Slashdot Mirror


Digitizing Your Dead Trees?

smart2000 asks: "I'm tired of lugging around dead trees. I've just moved offices and had to move over 100 pounds of 'essential' technical books. It is clear to me that the dead tree industry is never going to supply the books I want in electronic form, so it's time to do it myself. What hardware and software should I use?"

"The Plan: Take the binding of each book and cut it off. Feed into a scanner with duplex and cut-sheet feeder. Scan as a 300 DPI jpeg with compression. Then OCR them overnight. I don't expect the OCR to be perfect, just good enough to use as a searchable index.

What are the suitable scanner choices for Linux? Any recommendations for OCR software that will write in an open format? Has anyone done this before?"

2 of 347 comments (clear)

  1. Let me get this straight... by deacon · · Score: 5, Insightful
    You are going to cut up thousands of dollars worth of your "essential" books?
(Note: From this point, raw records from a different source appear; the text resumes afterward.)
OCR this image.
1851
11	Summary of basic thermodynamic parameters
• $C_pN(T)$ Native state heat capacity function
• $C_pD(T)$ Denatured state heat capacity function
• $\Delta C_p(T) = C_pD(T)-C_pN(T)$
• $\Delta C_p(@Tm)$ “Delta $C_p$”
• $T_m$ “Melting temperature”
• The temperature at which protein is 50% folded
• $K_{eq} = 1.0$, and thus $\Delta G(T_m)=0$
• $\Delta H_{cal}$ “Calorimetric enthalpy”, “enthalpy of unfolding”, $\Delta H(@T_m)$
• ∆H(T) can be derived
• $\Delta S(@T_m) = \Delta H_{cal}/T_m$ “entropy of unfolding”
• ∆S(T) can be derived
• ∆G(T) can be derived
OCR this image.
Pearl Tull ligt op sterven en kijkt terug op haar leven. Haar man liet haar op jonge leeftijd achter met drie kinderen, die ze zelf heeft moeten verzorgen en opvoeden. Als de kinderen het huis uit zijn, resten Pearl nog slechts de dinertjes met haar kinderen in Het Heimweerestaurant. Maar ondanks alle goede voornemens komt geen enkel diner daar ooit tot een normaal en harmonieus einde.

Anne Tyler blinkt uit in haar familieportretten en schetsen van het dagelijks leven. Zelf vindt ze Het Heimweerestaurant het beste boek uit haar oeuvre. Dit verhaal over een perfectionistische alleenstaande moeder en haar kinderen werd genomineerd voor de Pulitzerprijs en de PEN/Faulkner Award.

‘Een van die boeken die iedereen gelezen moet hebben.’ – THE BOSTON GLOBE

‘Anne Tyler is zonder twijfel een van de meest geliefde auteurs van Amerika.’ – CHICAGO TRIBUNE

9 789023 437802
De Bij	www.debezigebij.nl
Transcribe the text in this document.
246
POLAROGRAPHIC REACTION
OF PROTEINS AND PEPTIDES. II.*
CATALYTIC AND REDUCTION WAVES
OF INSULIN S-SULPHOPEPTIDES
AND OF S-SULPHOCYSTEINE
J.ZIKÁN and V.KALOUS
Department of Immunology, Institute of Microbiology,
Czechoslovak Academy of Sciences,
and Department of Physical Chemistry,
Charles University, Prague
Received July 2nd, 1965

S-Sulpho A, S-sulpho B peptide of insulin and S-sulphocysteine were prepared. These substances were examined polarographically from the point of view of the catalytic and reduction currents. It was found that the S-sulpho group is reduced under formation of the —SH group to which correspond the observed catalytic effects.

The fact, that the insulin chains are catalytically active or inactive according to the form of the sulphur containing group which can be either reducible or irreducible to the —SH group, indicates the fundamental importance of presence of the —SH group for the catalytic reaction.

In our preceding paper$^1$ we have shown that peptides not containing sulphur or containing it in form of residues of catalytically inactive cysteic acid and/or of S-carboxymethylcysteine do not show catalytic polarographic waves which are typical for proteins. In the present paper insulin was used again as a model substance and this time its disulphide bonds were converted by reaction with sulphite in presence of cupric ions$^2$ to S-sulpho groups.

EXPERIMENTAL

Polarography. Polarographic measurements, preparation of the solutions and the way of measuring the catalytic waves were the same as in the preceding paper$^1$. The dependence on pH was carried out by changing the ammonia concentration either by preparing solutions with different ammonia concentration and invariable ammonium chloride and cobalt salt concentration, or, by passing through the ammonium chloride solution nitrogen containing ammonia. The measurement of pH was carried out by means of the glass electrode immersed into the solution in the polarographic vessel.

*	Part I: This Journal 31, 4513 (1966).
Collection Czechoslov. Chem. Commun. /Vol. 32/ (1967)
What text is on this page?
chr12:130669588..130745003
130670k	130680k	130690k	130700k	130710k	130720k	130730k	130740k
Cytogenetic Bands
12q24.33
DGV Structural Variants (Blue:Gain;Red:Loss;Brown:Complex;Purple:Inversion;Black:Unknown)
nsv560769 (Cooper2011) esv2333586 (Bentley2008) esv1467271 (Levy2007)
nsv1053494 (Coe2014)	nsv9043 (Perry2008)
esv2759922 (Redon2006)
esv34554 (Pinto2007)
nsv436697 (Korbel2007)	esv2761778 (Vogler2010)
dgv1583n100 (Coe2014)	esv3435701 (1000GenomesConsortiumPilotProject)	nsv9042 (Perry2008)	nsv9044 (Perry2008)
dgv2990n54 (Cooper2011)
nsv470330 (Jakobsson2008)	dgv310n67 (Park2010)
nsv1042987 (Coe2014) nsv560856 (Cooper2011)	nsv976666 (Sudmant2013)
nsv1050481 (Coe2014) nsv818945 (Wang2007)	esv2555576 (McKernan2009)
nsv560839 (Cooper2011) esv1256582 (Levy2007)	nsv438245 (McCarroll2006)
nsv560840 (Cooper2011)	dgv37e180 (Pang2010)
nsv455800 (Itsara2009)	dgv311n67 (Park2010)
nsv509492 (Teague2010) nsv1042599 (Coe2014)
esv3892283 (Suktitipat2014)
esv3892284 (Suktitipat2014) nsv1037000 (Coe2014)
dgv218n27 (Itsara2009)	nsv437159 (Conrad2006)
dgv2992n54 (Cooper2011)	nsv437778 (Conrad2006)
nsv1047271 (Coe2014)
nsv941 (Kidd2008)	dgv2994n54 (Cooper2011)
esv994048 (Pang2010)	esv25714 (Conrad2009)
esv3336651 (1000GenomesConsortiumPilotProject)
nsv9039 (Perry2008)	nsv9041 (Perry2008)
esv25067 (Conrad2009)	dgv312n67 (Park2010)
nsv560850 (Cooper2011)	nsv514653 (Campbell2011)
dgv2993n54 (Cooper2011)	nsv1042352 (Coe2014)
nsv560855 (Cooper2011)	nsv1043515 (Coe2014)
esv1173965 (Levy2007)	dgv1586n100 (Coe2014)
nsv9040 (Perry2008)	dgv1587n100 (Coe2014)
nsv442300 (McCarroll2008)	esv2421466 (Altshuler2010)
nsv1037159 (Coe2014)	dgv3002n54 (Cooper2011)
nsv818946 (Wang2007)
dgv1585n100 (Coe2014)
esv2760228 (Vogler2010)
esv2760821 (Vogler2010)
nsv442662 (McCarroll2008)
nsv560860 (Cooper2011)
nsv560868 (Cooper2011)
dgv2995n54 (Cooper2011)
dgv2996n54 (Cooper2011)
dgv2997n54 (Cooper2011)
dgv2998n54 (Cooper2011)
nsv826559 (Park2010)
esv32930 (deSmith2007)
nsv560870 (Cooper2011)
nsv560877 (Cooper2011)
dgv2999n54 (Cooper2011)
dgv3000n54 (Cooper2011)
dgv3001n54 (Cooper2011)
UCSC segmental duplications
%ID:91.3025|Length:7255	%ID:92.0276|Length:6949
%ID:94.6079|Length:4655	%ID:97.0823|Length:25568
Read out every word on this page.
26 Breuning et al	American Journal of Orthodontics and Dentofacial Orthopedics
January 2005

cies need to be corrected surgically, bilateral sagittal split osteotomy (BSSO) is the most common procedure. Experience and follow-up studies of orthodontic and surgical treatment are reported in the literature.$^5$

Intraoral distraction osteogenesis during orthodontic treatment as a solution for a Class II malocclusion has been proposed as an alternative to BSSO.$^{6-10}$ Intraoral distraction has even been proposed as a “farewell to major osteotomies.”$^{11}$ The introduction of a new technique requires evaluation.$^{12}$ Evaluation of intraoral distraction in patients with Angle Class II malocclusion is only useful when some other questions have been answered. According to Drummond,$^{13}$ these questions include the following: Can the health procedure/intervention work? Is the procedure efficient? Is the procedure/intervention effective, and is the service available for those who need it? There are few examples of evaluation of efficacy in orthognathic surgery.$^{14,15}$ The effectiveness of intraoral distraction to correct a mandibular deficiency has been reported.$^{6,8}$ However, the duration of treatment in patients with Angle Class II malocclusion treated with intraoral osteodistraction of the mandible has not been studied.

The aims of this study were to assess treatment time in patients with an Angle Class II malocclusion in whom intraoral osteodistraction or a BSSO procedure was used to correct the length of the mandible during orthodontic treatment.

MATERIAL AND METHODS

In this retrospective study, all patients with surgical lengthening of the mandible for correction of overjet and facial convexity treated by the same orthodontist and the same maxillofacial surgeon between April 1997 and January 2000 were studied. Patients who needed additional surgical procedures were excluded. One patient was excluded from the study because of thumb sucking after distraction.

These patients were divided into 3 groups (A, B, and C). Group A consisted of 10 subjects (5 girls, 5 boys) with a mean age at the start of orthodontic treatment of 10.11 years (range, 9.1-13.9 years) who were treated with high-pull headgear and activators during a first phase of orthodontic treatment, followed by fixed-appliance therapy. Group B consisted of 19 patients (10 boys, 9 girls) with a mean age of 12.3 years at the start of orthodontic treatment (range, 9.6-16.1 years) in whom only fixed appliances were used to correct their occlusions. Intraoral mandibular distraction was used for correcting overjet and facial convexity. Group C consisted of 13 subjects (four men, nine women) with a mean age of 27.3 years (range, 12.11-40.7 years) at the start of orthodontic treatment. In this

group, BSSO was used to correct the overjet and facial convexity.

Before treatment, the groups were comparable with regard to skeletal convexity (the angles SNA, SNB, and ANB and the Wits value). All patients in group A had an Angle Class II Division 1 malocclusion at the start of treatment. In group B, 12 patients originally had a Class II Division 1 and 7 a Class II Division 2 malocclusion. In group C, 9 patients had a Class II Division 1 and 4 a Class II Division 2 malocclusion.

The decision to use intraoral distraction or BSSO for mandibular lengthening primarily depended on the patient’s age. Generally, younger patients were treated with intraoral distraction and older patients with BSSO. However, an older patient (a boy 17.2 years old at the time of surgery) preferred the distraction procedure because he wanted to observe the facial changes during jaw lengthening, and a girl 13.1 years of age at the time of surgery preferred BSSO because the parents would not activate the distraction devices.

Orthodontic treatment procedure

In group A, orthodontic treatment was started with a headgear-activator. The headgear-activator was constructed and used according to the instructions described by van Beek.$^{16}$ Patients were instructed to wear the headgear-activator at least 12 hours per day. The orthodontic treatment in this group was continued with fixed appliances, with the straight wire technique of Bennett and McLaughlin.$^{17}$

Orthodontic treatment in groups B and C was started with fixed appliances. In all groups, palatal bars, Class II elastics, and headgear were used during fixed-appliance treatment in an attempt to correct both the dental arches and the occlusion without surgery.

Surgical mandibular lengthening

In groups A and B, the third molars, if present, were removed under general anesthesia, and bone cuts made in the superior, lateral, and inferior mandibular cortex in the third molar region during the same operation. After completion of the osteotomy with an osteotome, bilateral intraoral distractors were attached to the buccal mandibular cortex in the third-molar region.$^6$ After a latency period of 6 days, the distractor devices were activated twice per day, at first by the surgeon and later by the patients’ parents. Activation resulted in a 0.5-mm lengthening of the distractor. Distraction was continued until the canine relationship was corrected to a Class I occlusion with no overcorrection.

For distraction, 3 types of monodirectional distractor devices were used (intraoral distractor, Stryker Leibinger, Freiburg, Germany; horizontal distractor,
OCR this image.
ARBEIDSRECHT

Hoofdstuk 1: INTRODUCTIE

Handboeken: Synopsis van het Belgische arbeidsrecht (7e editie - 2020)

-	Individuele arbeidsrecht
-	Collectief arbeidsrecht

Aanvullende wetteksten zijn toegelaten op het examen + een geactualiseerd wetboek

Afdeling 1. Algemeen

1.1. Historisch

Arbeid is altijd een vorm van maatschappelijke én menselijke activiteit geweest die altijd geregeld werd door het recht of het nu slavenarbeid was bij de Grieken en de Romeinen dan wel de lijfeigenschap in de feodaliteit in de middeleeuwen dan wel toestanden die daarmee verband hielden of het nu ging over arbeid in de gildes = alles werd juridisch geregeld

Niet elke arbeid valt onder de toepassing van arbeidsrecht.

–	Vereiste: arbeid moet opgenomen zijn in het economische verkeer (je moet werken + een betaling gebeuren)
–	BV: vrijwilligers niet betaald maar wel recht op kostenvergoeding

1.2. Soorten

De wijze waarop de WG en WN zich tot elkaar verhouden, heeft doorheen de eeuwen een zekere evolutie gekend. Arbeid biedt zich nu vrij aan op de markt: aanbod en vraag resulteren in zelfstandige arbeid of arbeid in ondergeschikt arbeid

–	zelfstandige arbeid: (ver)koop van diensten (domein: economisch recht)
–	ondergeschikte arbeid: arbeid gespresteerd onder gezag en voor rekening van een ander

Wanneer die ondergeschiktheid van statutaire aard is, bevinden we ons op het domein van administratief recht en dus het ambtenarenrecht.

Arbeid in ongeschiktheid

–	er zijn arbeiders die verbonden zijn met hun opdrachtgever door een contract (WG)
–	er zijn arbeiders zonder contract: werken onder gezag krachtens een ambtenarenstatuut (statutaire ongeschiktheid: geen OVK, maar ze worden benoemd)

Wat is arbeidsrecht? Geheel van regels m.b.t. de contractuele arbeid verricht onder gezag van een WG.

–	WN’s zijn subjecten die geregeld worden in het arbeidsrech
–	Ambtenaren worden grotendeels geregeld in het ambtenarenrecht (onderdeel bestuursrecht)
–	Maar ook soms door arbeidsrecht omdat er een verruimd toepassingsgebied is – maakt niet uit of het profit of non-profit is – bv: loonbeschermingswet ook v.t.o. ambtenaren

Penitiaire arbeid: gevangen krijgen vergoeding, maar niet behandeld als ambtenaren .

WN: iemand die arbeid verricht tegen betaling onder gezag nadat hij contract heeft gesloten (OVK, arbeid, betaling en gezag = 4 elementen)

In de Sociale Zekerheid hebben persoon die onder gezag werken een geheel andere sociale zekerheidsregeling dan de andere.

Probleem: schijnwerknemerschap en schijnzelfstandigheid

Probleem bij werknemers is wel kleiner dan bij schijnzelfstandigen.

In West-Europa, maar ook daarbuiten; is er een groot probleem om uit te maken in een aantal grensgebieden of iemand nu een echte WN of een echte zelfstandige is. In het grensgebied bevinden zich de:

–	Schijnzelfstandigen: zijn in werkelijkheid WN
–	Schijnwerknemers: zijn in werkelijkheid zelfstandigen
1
    And put them into an inferior visual format you cannot read without the computer being working and on?

    And you are going to spend about 100 hours to do this.. and the original books are going to be ruined.

    All this just so you don't have to make 3 trips to move your books?

    Mmmkayyy.. (backs away slowly)

    Have you ever heard of a dolly?

  2. Re:Do you really need them? by Waffle+Iron · · Score: 5, Insightful
    Do they actually have time to read them? Or are they more for show?

    Back before the Web when I was a hardware designer, books were a kind of currency that engineering salespeople used to entice you to meet with them. Each chip manufacturer printed stacks and stacks of data books covering their various product lines. They'd give these to the sales reps who would cart them in on dollies to hand out to the engineers who showed up to hear their latest pitch.

    In a way, huge bookshelves with hundreds of books was a status symbol, showing that you'd been around a while and a lot of people thought it was worthwile to give you books. It was useful to have all of that info available, but few people actually used more than 1% the data that was on their shelves.

    The instant the chip companies put their chip data on the web, all of those books became totally useless. Now I'm doing software, everything is online, and I can go for weeks on end without picking up a technical book.

    I do sometimes miss the office atmosphere you get from row after row of data books neatly segregated by the corporate logos and color schemes on their spines. It had an important look to it.